Damit Arbeitsergebnisse, die sich aus der Beschäftigung mit dem Thema ergeben, nicht einfach nur in den Mappen der Schüler*innen verschwinden, schlage ich den Lerngruppen vor, ein „Trauerhandbuch“ zu erarbeiten. Dieses kann in der Kita hinterlegt werden und kommt dann zum Einsatz, wenn tatsächlich mit einem Todesfall umgegangen werden muss.

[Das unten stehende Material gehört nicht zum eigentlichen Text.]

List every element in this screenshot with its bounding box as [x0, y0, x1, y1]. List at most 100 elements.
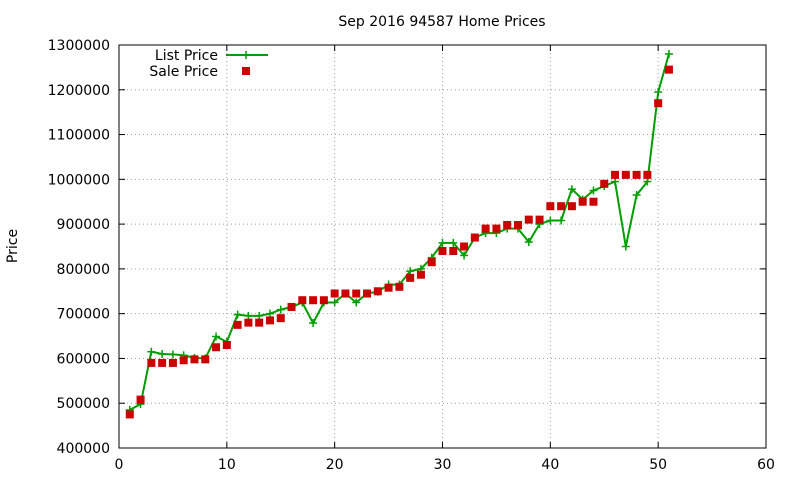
list-price-point	[654, 88, 663, 97]
sale-price-point	[212, 343, 221, 352]
x-tick-label: 60	[757, 457, 775, 473]
x-tick-label: 50	[649, 457, 667, 473]
x-tick-label: 10	[218, 457, 236, 473]
list-price-point	[255, 311, 264, 320]
sale-price-point	[416, 270, 425, 279]
sale-price-point	[384, 283, 393, 292]
sale-price-point	[168, 358, 177, 367]
y-tick-label: 1300000	[48, 38, 110, 54]
sale-price-point	[503, 221, 512, 230]
list-price-point	[632, 191, 641, 200]
list-price-point	[265, 309, 274, 318]
sale-price-point	[460, 242, 469, 251]
sale-price-point	[632, 170, 641, 179]
sale-price-point	[470, 233, 479, 242]
sale-price-point	[276, 314, 285, 323]
sale-price-point	[621, 170, 630, 179]
legend-label-list-price: List Price	[155, 48, 218, 64]
list-price-point	[557, 216, 566, 225]
sale-price-point	[567, 202, 576, 211]
y-tick-label: 600000	[57, 351, 110, 367]
plot-border	[118, 44, 767, 449]
list-price-point	[330, 298, 339, 307]
legend-label-sale-price: Sale Price	[149, 64, 218, 80]
sale-price-point	[395, 282, 404, 291]
sale-price-point	[643, 170, 652, 179]
sale-price-point	[438, 246, 447, 255]
sale-price-point	[589, 197, 598, 206]
sale-price-point	[341, 289, 350, 298]
sale-price-point	[513, 221, 522, 230]
sale-price-point	[373, 287, 382, 296]
legend: List Price Sale Price	[149, 48, 268, 80]
sale-price-point	[664, 65, 673, 74]
chart-title: Sep 2016 94587 Home Prices	[338, 14, 545, 30]
y-tick-label: 1200000	[48, 83, 110, 99]
sale-price-point	[481, 224, 490, 233]
sale-price-point	[147, 358, 156, 367]
list-price-point	[438, 238, 447, 247]
sale-price-point	[578, 197, 587, 206]
sale-price-point	[492, 224, 501, 233]
y-tick-label: 400000	[57, 441, 110, 457]
sale-price-point	[611, 170, 620, 179]
list-price-point	[233, 310, 242, 319]
sale-price-point	[233, 320, 242, 329]
y-axis-label: Price	[5, 229, 21, 263]
y-tick-label: 1000000	[48, 172, 110, 188]
sale-price-point	[265, 316, 274, 325]
list-price-point	[567, 185, 576, 194]
list-price-point	[664, 49, 673, 58]
sale-price-point	[449, 246, 458, 255]
x-tick-label: 30	[434, 457, 452, 473]
y-tick-label: 800000	[57, 262, 110, 278]
sale-price-point	[600, 179, 609, 188]
list-price-point	[244, 311, 253, 320]
sale-price-point	[406, 273, 415, 282]
list-price-point	[449, 238, 458, 247]
sale-price-point	[352, 289, 361, 298]
sale-price-point	[190, 355, 199, 364]
sale-price-point	[427, 258, 436, 267]
axes: 0 10 20 30 40 50 60 400000 500000 600000 700000 800…	[48, 38, 775, 473]
x-tick-label: 20	[326, 457, 344, 473]
sale-price-point	[546, 202, 555, 211]
list-price-point	[276, 305, 285, 314]
sale-price-point	[557, 202, 566, 211]
sale-price-point	[524, 215, 533, 224]
list-price-point	[406, 267, 415, 276]
sale-price-point	[654, 99, 663, 108]
y-tick-label: 700000	[57, 307, 110, 323]
list-price-point	[546, 216, 555, 225]
x-tick-label: 40	[541, 457, 559, 473]
list-price-point	[611, 177, 620, 186]
sale-price-point	[255, 318, 264, 327]
sale-price-point	[125, 410, 134, 419]
list-price-point	[158, 349, 167, 358]
y-tick-label: 500000	[57, 396, 110, 412]
list-price-point	[643, 177, 652, 186]
sale-price-point	[136, 395, 145, 404]
list-price-point	[168, 350, 177, 359]
list-price-point	[309, 319, 318, 328]
sale-price-point	[309, 296, 318, 305]
sale-price-point	[319, 296, 328, 305]
list-price-point	[147, 347, 156, 356]
list-price-point	[352, 298, 361, 307]
list-price-point	[212, 332, 221, 341]
x-tick-label: 0	[115, 457, 124, 473]
legend-marker-sale-price	[242, 67, 250, 75]
sale-price-point	[298, 296, 307, 305]
sale-price-point	[363, 289, 372, 298]
sale-price-point	[330, 289, 339, 298]
list-price-point	[621, 242, 630, 251]
list-price-point	[589, 186, 598, 195]
y-tick-label: 1100000	[48, 128, 110, 144]
sale-price-point	[179, 356, 188, 365]
list-price-point	[524, 238, 533, 247]
sale-price-point	[287, 302, 296, 311]
series-group	[125, 49, 673, 419]
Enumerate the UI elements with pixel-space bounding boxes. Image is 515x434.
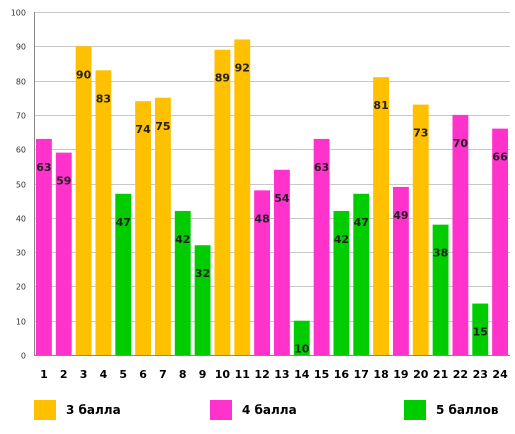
legend-item-3-balla: 3 балла (34, 398, 121, 422)
bar (95, 70, 112, 355)
y-tick-label: 90 (16, 43, 26, 52)
data-label: 15 (473, 326, 488, 339)
y-tick-label: 0 (21, 352, 26, 361)
x-tick-label: 11 (235, 368, 250, 381)
y-tick-label: 10 (16, 318, 26, 327)
bar (293, 320, 310, 355)
x-tick-label: 2 (60, 368, 68, 381)
x-tick-label: 13 (274, 368, 289, 381)
bar (75, 46, 92, 356)
legend-item-5-ballov: 5 баллов (404, 398, 498, 422)
x-tick-label: 15 (314, 368, 329, 381)
y-tick-label: 30 (16, 249, 26, 258)
bar (492, 128, 509, 355)
x-tick-label: 14 (294, 368, 310, 381)
data-label: 59 (56, 175, 71, 188)
data-label: 74 (135, 123, 151, 136)
data-label: 49 (393, 209, 408, 222)
x-tick-label: 21 (433, 368, 448, 381)
y-tick-label: 100 (11, 9, 26, 18)
x-tick-label: 9 (199, 368, 207, 381)
x-tick-label: 5 (119, 368, 127, 381)
y-tick-label: 80 (16, 78, 26, 87)
x-tick-label: 22 (453, 368, 468, 381)
y-tick-label: 60 (16, 146, 26, 155)
data-label: 73 (413, 127, 428, 140)
x-tick-label: 3 (80, 368, 88, 381)
y-tick-label: 70 (16, 112, 26, 121)
bar (234, 39, 251, 355)
x-tick-label: 17 (354, 368, 369, 381)
legend-label-4-balla: 4 балла (242, 403, 297, 417)
x-tick-label: 23 (473, 368, 488, 381)
legend-swatch-3-balla (34, 400, 56, 420)
data-label: 48 (254, 212, 269, 225)
x-tick-label: 1 (40, 368, 48, 381)
bar (472, 303, 489, 355)
bar (254, 190, 271, 355)
bar (412, 104, 429, 355)
x-tick-label: 20 (413, 368, 429, 381)
data-label: 38 (433, 247, 448, 260)
data-label: 54 (274, 192, 290, 205)
x-tick-label: 24 (492, 368, 508, 381)
data-label: 90 (76, 68, 92, 81)
x-tick-label: 7 (159, 368, 167, 381)
gridlines (34, 12, 510, 356)
data-label: 42 (334, 233, 349, 246)
x-axis-ticks: 1 2 3 4 5 6 7 8 9 10 11 12 13 14 15 16 17 18 19 20 21 22 23 24 (40, 368, 508, 381)
x-tick-label: 19 (393, 368, 408, 381)
bar (373, 77, 390, 356)
x-tick-label: 6 (139, 368, 147, 381)
legend-label-3-balla: 3 балла (66, 403, 121, 417)
bar (135, 101, 152, 356)
data-label: 63 (314, 161, 329, 174)
x-tick-label: 18 (373, 368, 388, 381)
legend-label-5-ballov: 5 баллов (436, 403, 499, 417)
bar (194, 245, 211, 355)
bar (273, 169, 290, 355)
y-tick-label: 50 (16, 181, 26, 190)
y-axis-ticks: 0 10 20 30 40 50 60 70 80 90 100 (11, 9, 26, 361)
x-tick-label: 10 (215, 368, 231, 381)
data-label: 70 (453, 137, 469, 150)
data-label: 89 (215, 72, 230, 85)
legend-swatch-5-ballov (404, 400, 426, 420)
legend-item-4-balla: 4 балла (210, 398, 297, 422)
data-label: 32 (195, 267, 210, 280)
data-label: 42 (175, 233, 190, 246)
x-tick-label: 4 (100, 368, 108, 381)
bar (392, 186, 409, 355)
bar (35, 138, 52, 355)
bars (35, 39, 509, 356)
data-label: 92 (235, 61, 250, 74)
data-labels: 63 59 90 83 47 74 75 42 32 89 92 48 54 10 63 42 47 81 49 73… (36, 61, 508, 355)
x-tick-label: 8 (179, 368, 187, 381)
bar (353, 193, 370, 355)
bar (452, 114, 469, 356)
data-label: 63 (36, 161, 51, 174)
data-label: 10 (294, 343, 310, 356)
bar (214, 49, 231, 355)
bar (333, 210, 350, 355)
y-tick-label: 20 (16, 283, 26, 292)
data-label: 47 (116, 216, 131, 229)
bar (115, 193, 132, 355)
y-tick-label: 40 (16, 215, 26, 224)
data-label: 83 (96, 92, 111, 105)
data-label: 75 (155, 120, 170, 133)
bar (174, 210, 191, 355)
legend-swatch-4-balla (210, 400, 232, 420)
data-label: 47 (354, 216, 369, 229)
x-tick-label: 16 (334, 368, 350, 381)
bar (154, 97, 171, 355)
x-tick-label: 12 (254, 368, 269, 381)
data-label: 66 (492, 151, 508, 164)
bar (432, 224, 449, 355)
bar (313, 138, 330, 355)
bar (55, 152, 72, 355)
data-label: 81 (373, 99, 388, 112)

Die Erarbeitung des Trauerhandbuches ersetzt einen schriftlichen Leistungsnachweis und erfolgt in Partner*innenarbeit. Der Erarbeitungsphase geht eine Unterrichtssequenz voraus, die sich an den konkreten Fragen der Lerngruppe orientiert und sich aus einer gemeinsam erstellten Mindmap ergeben kann.
Unterrichtssequenz
Für die Unterrichtssequenz wünschen sich die Schüler*innen in der Regel eine Mischung aus allgemeinen und konkreteren Informationen. Bewährt hat sich folgender Aufbau:
1. Trauerphasen bei Erwachsenen
2. Wie trauern Kinder?
3. Kinderbilder vom Tod
4. Jenseitsvorstellungen in den Weltreligionen
5. Deutung von Symbolen und Zeichen auf Grabsteinen
6. Gestaltung von Andachten und Ritualen zur Trauerbewältigung
in der Kita
Um sich mit Symbolen und Zeichen auf Grabsteinen zu beschäftigen, kann die Lerngruppe natürlich gemeinsam einen Friedhof in der Nähe besuchen. Es bietet sich dann an, die Klasse in Kleingruppen einzuteilen, die jeweils einen Bereich des Friedhofs genauer anschauen, auf Zeichen und Symbole achten und ein oder zwei Grabsteine auswählen, die sie anschließend der ganzen Gruppe zeigen. In der Regel ergeben sich auf diese Weise wie von selbst Gespräche über Symbole und Zeichen und deren Bedeutung. Bei Bedarf können mit Hilfe eines Symbollexikons einzelne Darstellungen vertiefend behandelt werden. Falls ein Friedhofsbesuch während der Unterrichtszeit nicht möglich ist, kann man die Schüler*innen bitten, auf den Friedhof ihres Wohnortes zu gehen und dort ein oder zwei markante Grabsteine zu fotografieren. Die Fotos können dann via IServ im Unterricht angeschaut und die Symbole gedeutet werden. Wichtig ist, dass wirklich eigene Fotos gemacht werden. Nur so sind die Schüler*innen veranlasst, tatsächlich einen Friedhof zu besuchen.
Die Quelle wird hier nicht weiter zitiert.